Lately I’ve pondered the idea of time. The ways it’s fleeting, the ways it seems to speed or slow, but mostly the way that we aren’t guaranteed it’s presence. Last spring one of my favorite podcasters was hit by a car walking through a crosswalk at night. The accident was fatal, and the driver has still not been identified. He was only 26 years old. As I write this, I am 23. So much of our lives growing up we are asked about the future. When we are kids it’s “what do you want to be when you grow up?. In high school it’s “where do you want to go to college?” In college it’s “what are your plans for after graduation?” It’s like society is conditioned to only think in future terms, and not ponder or give thanksgiving for the current moment we are in. If I passed today, would I be satisfied with my quality of life? In some ways yes, and others no. I spent so many years over stretching myself and worrying about what others thought of me. It wasn’t until I considered what I thought of me and set boundaries that I feel like I really began to live my life. While I was studying abroad, I had a woman reach out to me and encouraged me to “keep experiencing life”. I think that’s the overall point I’m trying to get at. Life shouldn’t happen to us; we should be an active participant. She went on to tell me that her parents worked their whole lives, saving every penny for retirement. They wanted to be able to travel the world. Six months after her father’s retirement he got pancreatic cancer and didn’t get to enjoy any of it. This is a story that is all too common. And why? I think it’s because we perceive we have more time than we actually do. I’ve realized that when we think so far out in the future it becomes a safety blanket and requires no immediate action. Because action is scary and could result in failure. But if you fail, that means you tried. There is such courage in showing up authentically and giving it all you’ve got. 

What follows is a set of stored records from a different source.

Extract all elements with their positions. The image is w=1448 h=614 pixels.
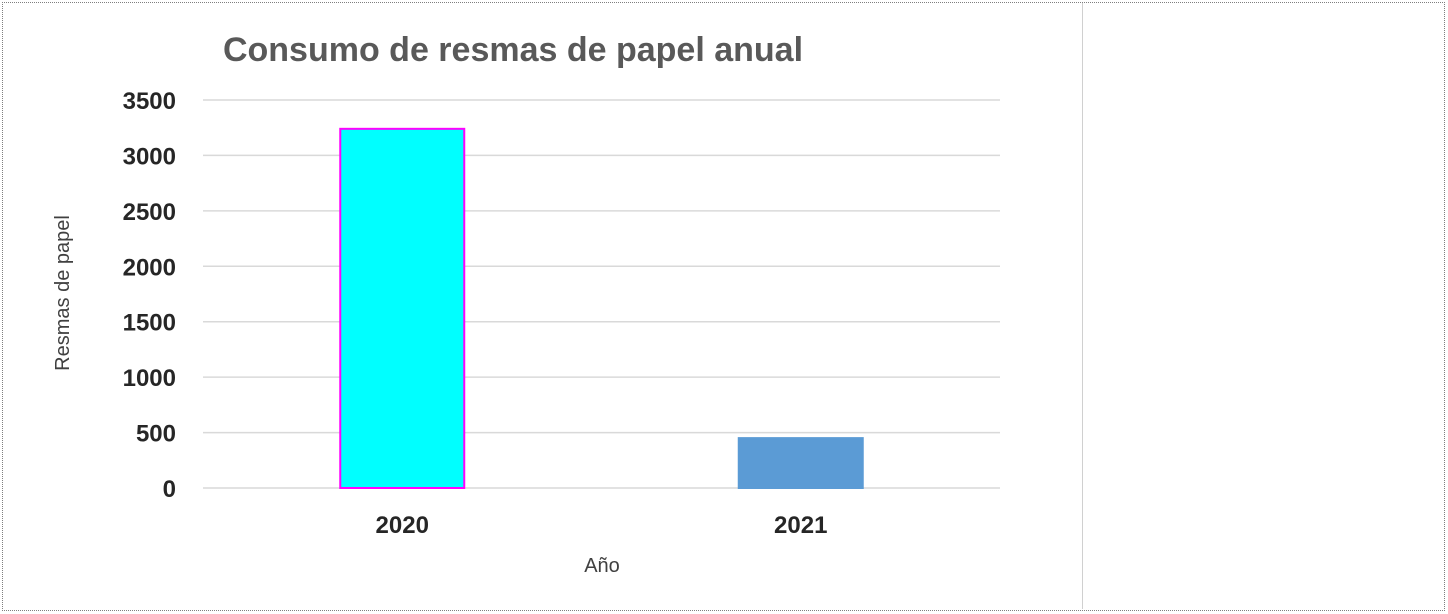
- chart-title: Consumo de resmas de papel anual: [223, 31, 803, 69]
- y-axis-title: Resmas de papel: [52, 215, 74, 371]
- bars: [339, 127, 864, 490]
- y-tick-label: 3500: [123, 88, 176, 115]
- x-tick-labels: 2020 2021: [376, 512, 828, 539]
- y-tick-labels: 0 500 1000 1500 2000 2500 3000 3500: [123, 88, 176, 503]
- panel-divider: [1082, 3, 1083, 609]
- x-axis-title: Año: [584, 555, 620, 577]
- gridlines: [203, 99, 1000, 489]
- y-tick-label: 1000: [123, 365, 176, 392]
- bar-2021: [737, 437, 864, 490]
- y-tick-label: 0: [163, 476, 176, 503]
- bar-2020: [339, 127, 466, 490]
- x-tick-label: 2020: [376, 512, 429, 539]
- y-tick-label: 3000: [123, 143, 176, 170]
- x-tick-label: 2021: [774, 512, 827, 539]
- y-tick-label: 2500: [123, 199, 176, 226]
- y-tick-label: 1500: [123, 310, 176, 337]
- y-tick-label: 500: [136, 421, 176, 448]
- y-tick-label: 2000: [123, 254, 176, 281]
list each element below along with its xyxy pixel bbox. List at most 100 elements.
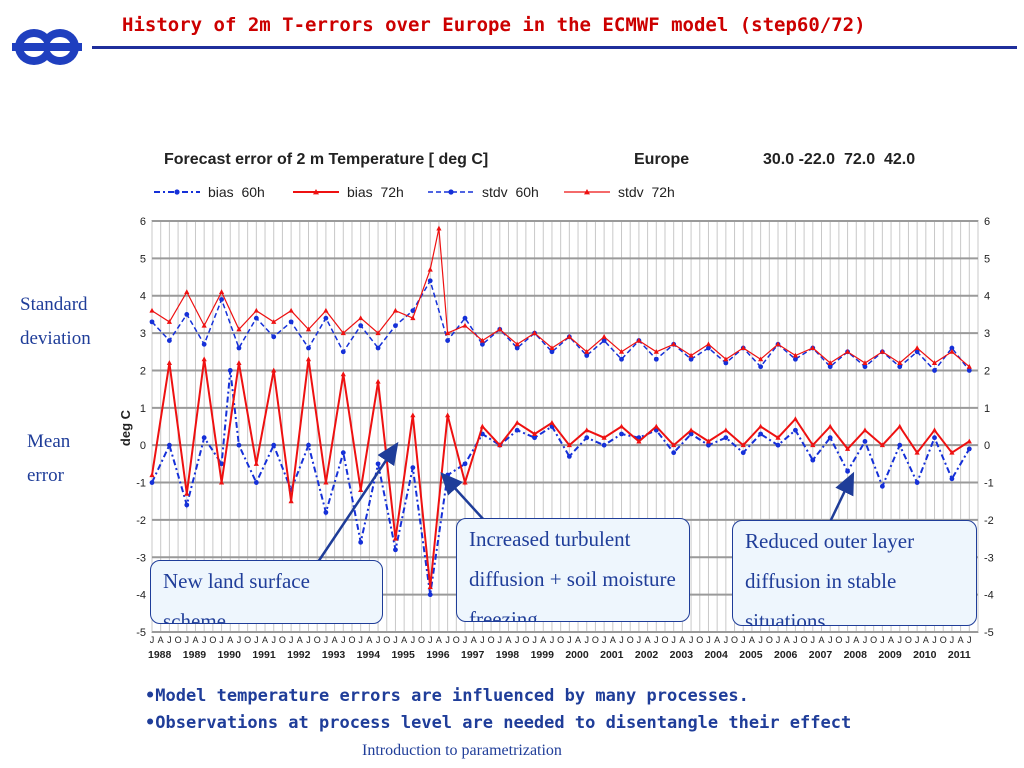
year-tick-label: 2000 [565,649,589,661]
month-tick-label: O [279,635,286,645]
month-tick-label: A [471,635,477,645]
month-tick-label: A [297,635,303,645]
data-point [392,307,399,313]
data-point [671,450,677,456]
data-point [427,584,433,590]
month-tick-label: J [358,635,363,645]
month-tick-label: J [202,635,207,645]
data-point [636,435,642,441]
data-point [340,450,346,456]
y-tick-label-right: 5 [984,253,990,265]
data-point [671,341,677,347]
month-tick-label: O [870,635,877,645]
month-tick-label: A [784,635,790,645]
data-point [619,431,624,437]
slide-title: History of 2m T-errors over Europe in th… [122,14,866,36]
data-point [949,476,955,482]
month-tick-label: J [689,635,694,645]
data-point [358,315,364,321]
month-tick-label: J [463,635,468,645]
data-point [601,334,607,339]
data-point [549,345,555,351]
year-tick-label: 2007 [809,649,833,661]
data-point [723,435,729,441]
data-point [618,348,625,354]
month-tick-label: J [967,635,972,645]
data-point [184,312,190,317]
year-tick-label: 1994 [357,649,381,661]
data-point [740,450,746,456]
month-tick-label: O [557,635,564,645]
data-point [966,438,972,444]
data-point [862,360,868,365]
data-point [636,438,642,444]
data-point [897,423,903,429]
data-point [862,427,868,433]
data-point [532,435,537,441]
month-tick-label: J [602,635,607,645]
month-tick-label: A [401,635,407,645]
arrow-land-surface [316,441,399,563]
data-point [531,431,538,436]
data-point [288,498,294,504]
year-tick-label: 1996 [426,649,450,661]
y-tick-label-left: 3 [140,328,146,340]
data-point [566,442,572,448]
data-point [688,427,694,433]
data-point [149,307,155,313]
month-tick-label: A [645,635,651,645]
data-point [514,427,520,433]
data-point [393,323,398,329]
data-point [671,442,677,448]
data-point [375,378,381,384]
legend-marker [584,189,590,195]
data-point [201,356,207,362]
data-point [462,461,468,467]
y-tick-label-left: 5 [140,253,146,265]
data-point [549,349,555,355]
year-tick-label: 2009 [878,649,902,661]
data-point [410,465,416,470]
data-point [288,307,294,313]
month-tick-label: O [209,635,216,645]
month-tick-label: A [262,635,268,645]
data-point [445,412,451,418]
y-tick-label-left: 4 [140,291,146,303]
data-point [462,479,468,485]
data-point [932,435,937,441]
year-tick-label: 1993 [322,649,346,661]
year-tick-label: 1998 [496,649,520,661]
data-point [810,457,816,463]
month-tick-label: A [749,635,755,645]
month-tick-label: A [332,635,338,645]
month-tick-label: J [480,635,485,645]
month-tick-label: J [185,635,190,645]
month-tick-label: J [741,635,746,645]
month-tick-label: J [376,635,381,645]
month-tick-label: J [863,635,868,645]
month-tick-label: O [661,635,668,645]
data-point [201,322,207,328]
data-point [619,356,624,362]
callout-turbulent: Increased turbulent diffusion + soil moi… [456,518,690,622]
y-tick-label-right: -4 [984,590,994,602]
legend-marker [448,189,454,195]
legend-label: stdv 60h [482,184,539,200]
data-point [688,356,694,362]
data-point [427,592,433,598]
title-rule [92,46,1017,49]
data-point [392,535,399,541]
y-tick-label-right: -3 [984,552,994,564]
data-point [549,419,555,425]
year-tick-label: 1989 [183,649,207,661]
data-point [323,307,329,313]
month-tick-label: J [324,635,329,645]
data-point [271,367,277,373]
month-tick-label: A [610,635,616,645]
data-point [149,319,155,325]
footer-text: Introduction to parametrization [362,742,562,759]
month-tick-label: A [923,635,929,645]
month-tick-label: A [888,635,894,645]
month-tick-label: O [801,635,808,645]
month-tick-label: J [654,635,659,645]
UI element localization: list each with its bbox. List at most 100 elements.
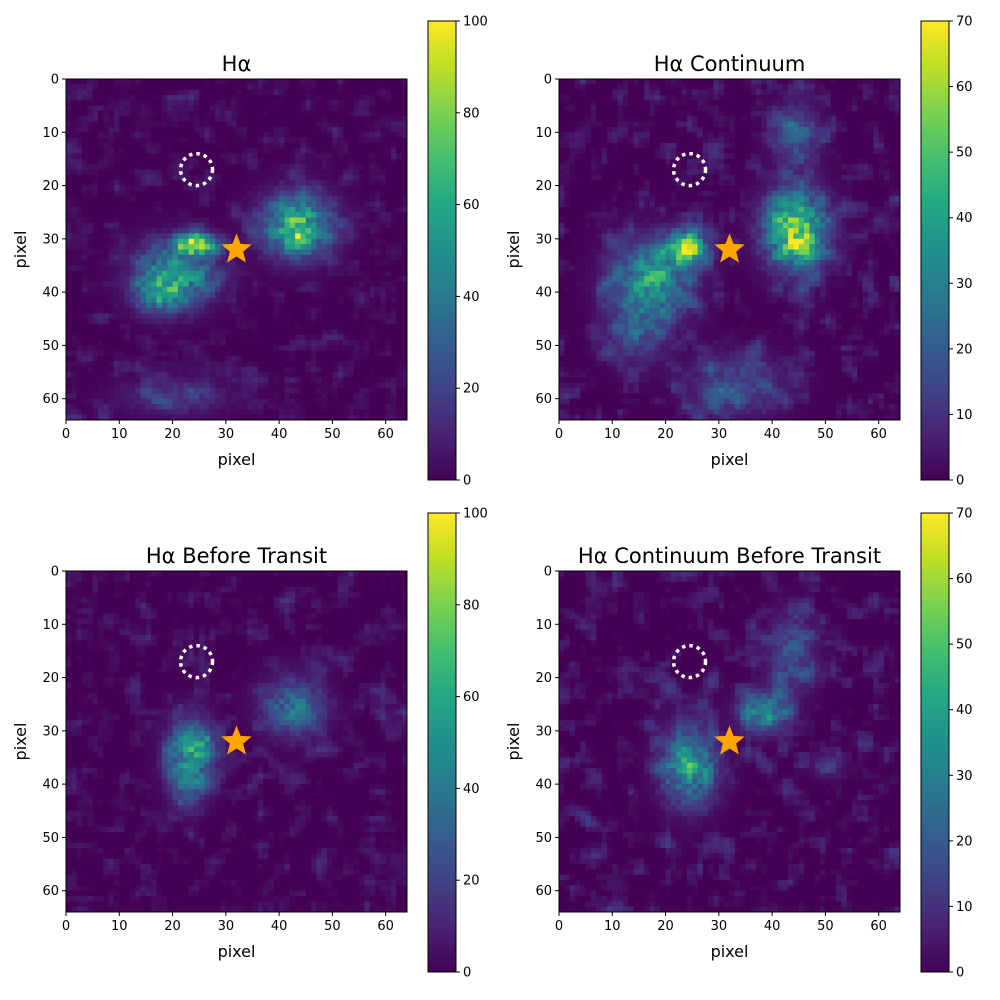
heatmap-cell [279,388,285,394]
heatmap-cell [71,281,78,288]
heatmap-cell [124,382,131,389]
heatmap-cell [204,340,211,346]
heatmap-cell [177,153,184,160]
heatmap-cell [81,292,88,298]
heatmap-cell [633,116,640,123]
heatmap-cell [188,276,195,282]
heatmap-cell [156,228,163,234]
heatmap-cell [257,340,264,346]
heatmap-cell [66,94,72,101]
heatmap-cell [204,222,211,229]
heatmap-cell [71,132,78,139]
heatmap-cell [209,153,216,160]
heatmap-cell [590,79,597,85]
colorbar-segment [428,25,456,31]
heatmap-cell [215,377,221,384]
heatmap-cell [601,105,608,112]
heatmap-cell [263,377,269,384]
heatmap-cell [353,398,360,405]
heatmap-cell [337,281,344,288]
heatmap-cell [247,318,253,325]
heatmap-cell [332,126,339,133]
heatmap-cell [113,121,120,128]
heatmap-cell [66,110,72,117]
heatmap-cell [337,201,344,208]
heatmap-cell [92,308,99,314]
heatmap-cell [380,329,387,336]
heatmap-cell [92,356,99,362]
heatmap-cell [241,340,248,346]
heatmap-cell [316,345,323,352]
heatmap-cell [135,265,141,272]
heatmap-cell [247,222,253,229]
heatmap-cell [343,142,349,149]
heatmap-cell [289,270,296,277]
heatmap-cell [66,212,72,218]
colorbar-segment [428,57,456,63]
heatmap-cell [140,398,147,405]
heatmap-cell [337,174,344,181]
heatmap-cell [569,100,576,107]
heatmap-cell [295,206,301,213]
heatmap-cell [375,345,381,352]
heatmap-cell [369,79,376,85]
heatmap-cell [156,398,163,405]
heatmap-cell [247,292,253,298]
heatmap-cell [316,377,323,384]
heatmap-cell [564,84,571,91]
heatmap-cell [321,318,328,325]
heatmap-cell [343,121,349,128]
heatmap-cell [220,116,227,123]
heatmap-cell [92,345,99,352]
colorbar-segment [428,424,456,431]
heatmap-cell [119,297,126,304]
heatmap-cell [316,340,323,346]
heatmap-cell [596,100,603,107]
heatmap-cell [702,79,709,85]
heatmap-cell [108,393,115,400]
heatmap-cell [327,180,333,186]
heatmap-cell [108,206,115,213]
colorbar-segment [428,457,456,463]
heatmap-cell [375,393,381,400]
heatmap-cell [140,302,147,309]
heatmap-cell [343,126,349,133]
heatmap-cell [97,404,104,410]
heatmap-cell [359,84,365,91]
heatmap-cell [97,79,104,85]
heatmap-cell [590,126,597,133]
heatmap-cell [220,217,227,224]
heatmap-cell [119,340,126,346]
heatmap-cell [273,100,280,107]
heatmap-cell [660,132,666,139]
heatmap-cell [353,121,360,128]
heatmap-cell [135,79,141,85]
heatmap-cell [108,100,115,107]
heatmap-cell [252,345,259,352]
heatmap-cell [119,414,126,421]
heatmap-cell [167,84,173,91]
heatmap-cell [359,393,365,400]
heatmap-cell [884,100,890,107]
heatmap-cell [401,105,408,112]
heatmap-cell [193,409,200,416]
heatmap-cell [884,110,890,117]
heatmap-cell [151,212,157,218]
heatmap-cell [172,388,179,394]
heatmap-cell [156,356,163,362]
heatmap-cell [135,217,141,224]
heatmap-cell [337,158,344,165]
heatmap-cell [257,105,264,112]
heatmap-cell [199,324,205,330]
heatmap-cell [81,169,88,176]
heatmap-cell [113,265,120,272]
heatmap-cell [348,185,355,192]
heatmap-cell [348,94,355,101]
heatmap-cell [108,276,115,282]
heatmap-cell [311,185,317,192]
heatmap-cell [391,110,397,117]
heatmap-cell [353,174,360,181]
heatmap-cell [97,169,104,176]
heatmap-cell [756,110,762,117]
heatmap-cell [289,324,296,330]
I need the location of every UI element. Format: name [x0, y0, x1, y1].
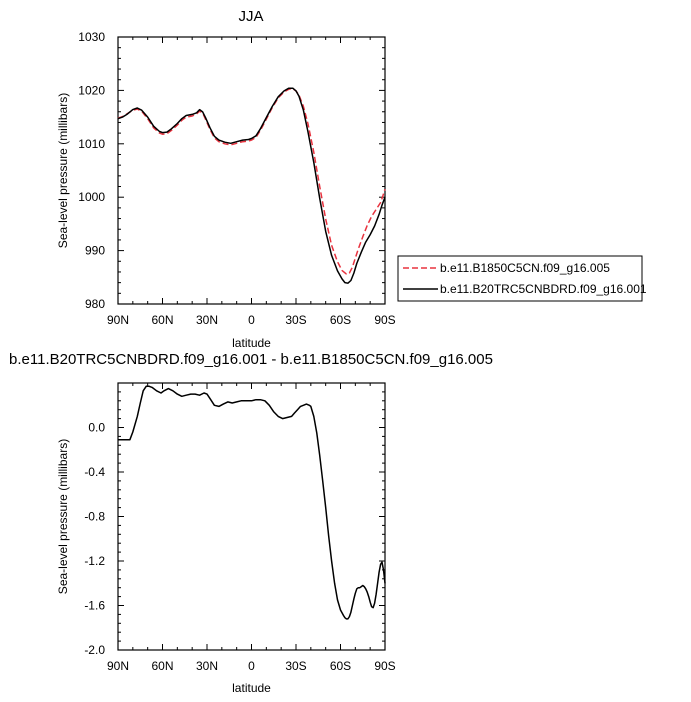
chart-2-y-tick-label: -0.4	[84, 465, 105, 479]
chart-2-x-tick-label: 90S	[374, 659, 395, 673]
chart-1-y-axis-label: Sea-level pressure (millibars)	[56, 93, 70, 248]
chart-1-y-tick-label: 1030	[78, 30, 105, 44]
chart-2-y-tick-label: 0.0	[88, 421, 105, 435]
chart-2-y-axis-label: Sea-level pressure (millibars)	[56, 439, 70, 594]
chart-2-x-tick-label: 0	[248, 659, 255, 673]
chart-2-series-1-line	[118, 385, 386, 620]
chart-1-series-2-line	[117, 87, 386, 284]
chart-2-x-tick-label: 30S	[285, 659, 306, 673]
chart-1-legend-label-2: b.e11.B20TRC5CNBDRD.f09_g16.001	[440, 282, 647, 296]
chart-2-plot-frame	[117, 382, 386, 651]
chart-1-y-tick-label: 980	[85, 297, 105, 311]
chart-1-x-tick-label: 30S	[285, 313, 306, 327]
chart-2-y-tick-label: -0.8	[84, 510, 105, 524]
chart-1-title: JJA	[238, 8, 263, 25]
chart-2-y-tick-label: -1.2	[84, 554, 105, 568]
chart-2-x-tick-label: 60N	[151, 659, 173, 673]
chart-1-series-1-line	[117, 88, 386, 275]
chart-1-x-tick-label: 0	[248, 313, 255, 327]
chart-1-legend	[397, 255, 643, 302]
chart-1-legend-label-1: b.e11.B1850C5CN.f09_g16.005	[440, 261, 610, 275]
chart-2-x-tick-label: 30N	[196, 659, 218, 673]
chart-2-title: b.e11.B20TRC5CNBDRD.f09_g16.001 - b.e11.…	[9, 351, 493, 368]
chart-1-x-tick-label: 90N	[107, 313, 129, 327]
chart-1-x-axis-label: latitude	[232, 336, 271, 350]
chart-1-y-tick-label: 1000	[78, 190, 105, 204]
chart-1-x-tick-label: 60N	[151, 313, 173, 327]
chart-2-y-tick-label: -1.6	[84, 599, 105, 613]
chart-1-x-tick-label: 30N	[196, 313, 218, 327]
chart-1-y-tick-label: 990	[85, 244, 105, 258]
chart-2-x-tick-label: 60S	[330, 659, 351, 673]
chart-1-plot-frame	[117, 36, 386, 305]
chart-1-y-tick-label: 1010	[78, 137, 105, 151]
chart-1-y-tick-label: 1020	[78, 83, 105, 97]
chart-2-x-axis-label: latitude	[232, 681, 271, 695]
chart-2-y-tick-label: -2.0	[84, 643, 105, 657]
chart-1-x-tick-label: 60S	[330, 313, 351, 327]
chart-1-x-tick-label: 90S	[374, 313, 395, 327]
chart-2-x-tick-label: 90N	[107, 659, 129, 673]
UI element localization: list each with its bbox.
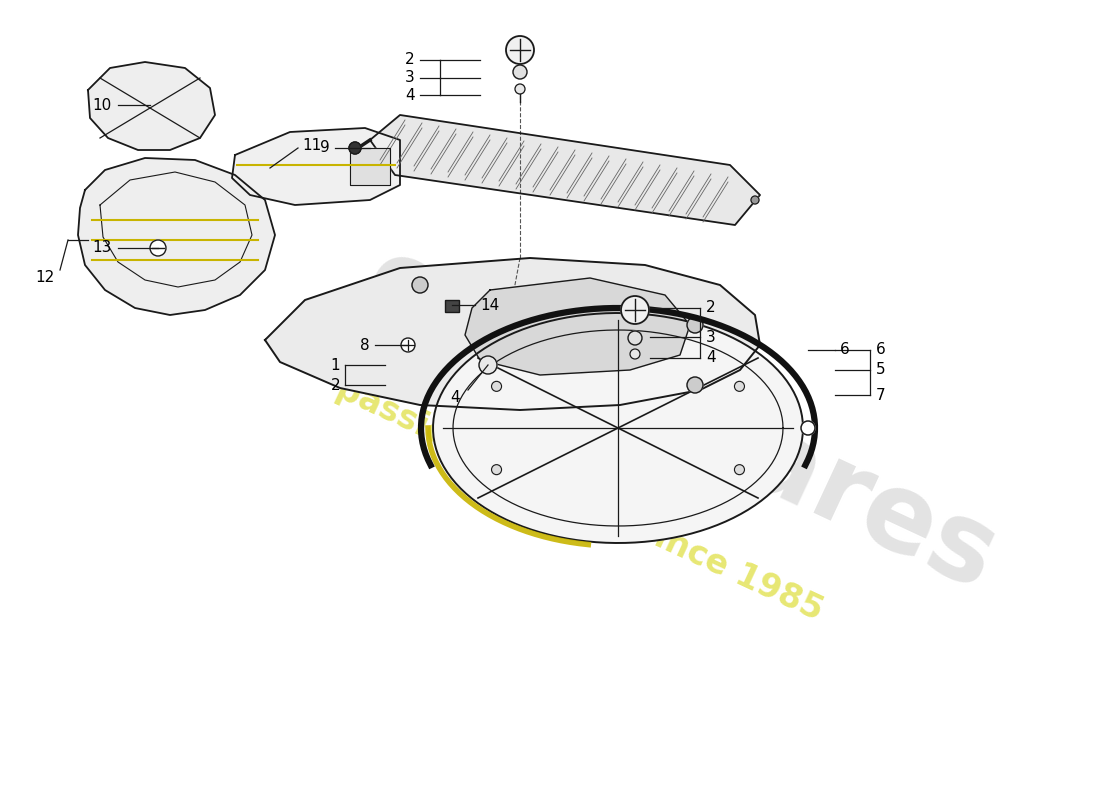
- Polygon shape: [350, 148, 390, 185]
- Text: 1: 1: [330, 358, 340, 373]
- Text: 6: 6: [840, 342, 849, 358]
- Text: 11: 11: [302, 138, 321, 153]
- Circle shape: [630, 349, 640, 359]
- Circle shape: [492, 382, 502, 391]
- Circle shape: [506, 36, 534, 64]
- Text: 2: 2: [406, 53, 415, 67]
- Polygon shape: [370, 115, 760, 225]
- Circle shape: [492, 465, 502, 474]
- Bar: [446, 300, 459, 312]
- Text: 14: 14: [480, 298, 499, 313]
- Circle shape: [513, 65, 527, 79]
- Text: 10: 10: [92, 98, 112, 113]
- Text: 8: 8: [361, 338, 370, 353]
- Text: 6: 6: [876, 342, 886, 358]
- Text: eurospares: eurospares: [346, 227, 1013, 613]
- Text: 9: 9: [320, 141, 330, 155]
- Text: 12: 12: [35, 270, 55, 286]
- Polygon shape: [88, 62, 214, 150]
- Text: 2: 2: [706, 301, 716, 315]
- Text: 4: 4: [450, 390, 460, 405]
- Circle shape: [150, 240, 166, 256]
- Text: passion for parts since 1985: passion for parts since 1985: [331, 372, 828, 628]
- Text: 3: 3: [405, 70, 415, 86]
- Text: 7: 7: [876, 387, 886, 402]
- Circle shape: [515, 84, 525, 94]
- Text: 2: 2: [330, 378, 340, 393]
- Text: 3: 3: [706, 330, 716, 345]
- Circle shape: [735, 382, 745, 391]
- Circle shape: [349, 142, 361, 154]
- Circle shape: [412, 277, 428, 293]
- Circle shape: [621, 296, 649, 324]
- Circle shape: [751, 196, 759, 204]
- Circle shape: [628, 331, 642, 345]
- Polygon shape: [78, 158, 275, 315]
- Circle shape: [478, 356, 497, 374]
- Circle shape: [801, 421, 815, 435]
- Circle shape: [735, 465, 745, 474]
- Polygon shape: [232, 128, 400, 205]
- Polygon shape: [465, 278, 690, 375]
- Text: 4: 4: [406, 87, 415, 102]
- Circle shape: [688, 317, 703, 333]
- Circle shape: [402, 338, 415, 352]
- Polygon shape: [433, 313, 803, 543]
- Circle shape: [688, 377, 703, 393]
- Polygon shape: [265, 258, 760, 410]
- Text: 13: 13: [92, 241, 112, 255]
- Text: 5: 5: [876, 362, 886, 378]
- Text: 4: 4: [706, 350, 716, 366]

I guess my overall point is this. Live your life while you’re living. Love your life while you’re living. Have the courage to show up present and authentically to your own life. Have the courage to fail. Have the courage to live so full that you have no regrets, no what ifs. Show up as you are and experience your own life.

I have compassion for the girl who wanted people to show up to their own lives as their authentic selves. I have compassion for the girl, who wasn’t quite sure who she was yet. I have compassion for the girl, who was still finding her voice. I have compassion for my younger and present self. I encourage you to have compassion for you as you are.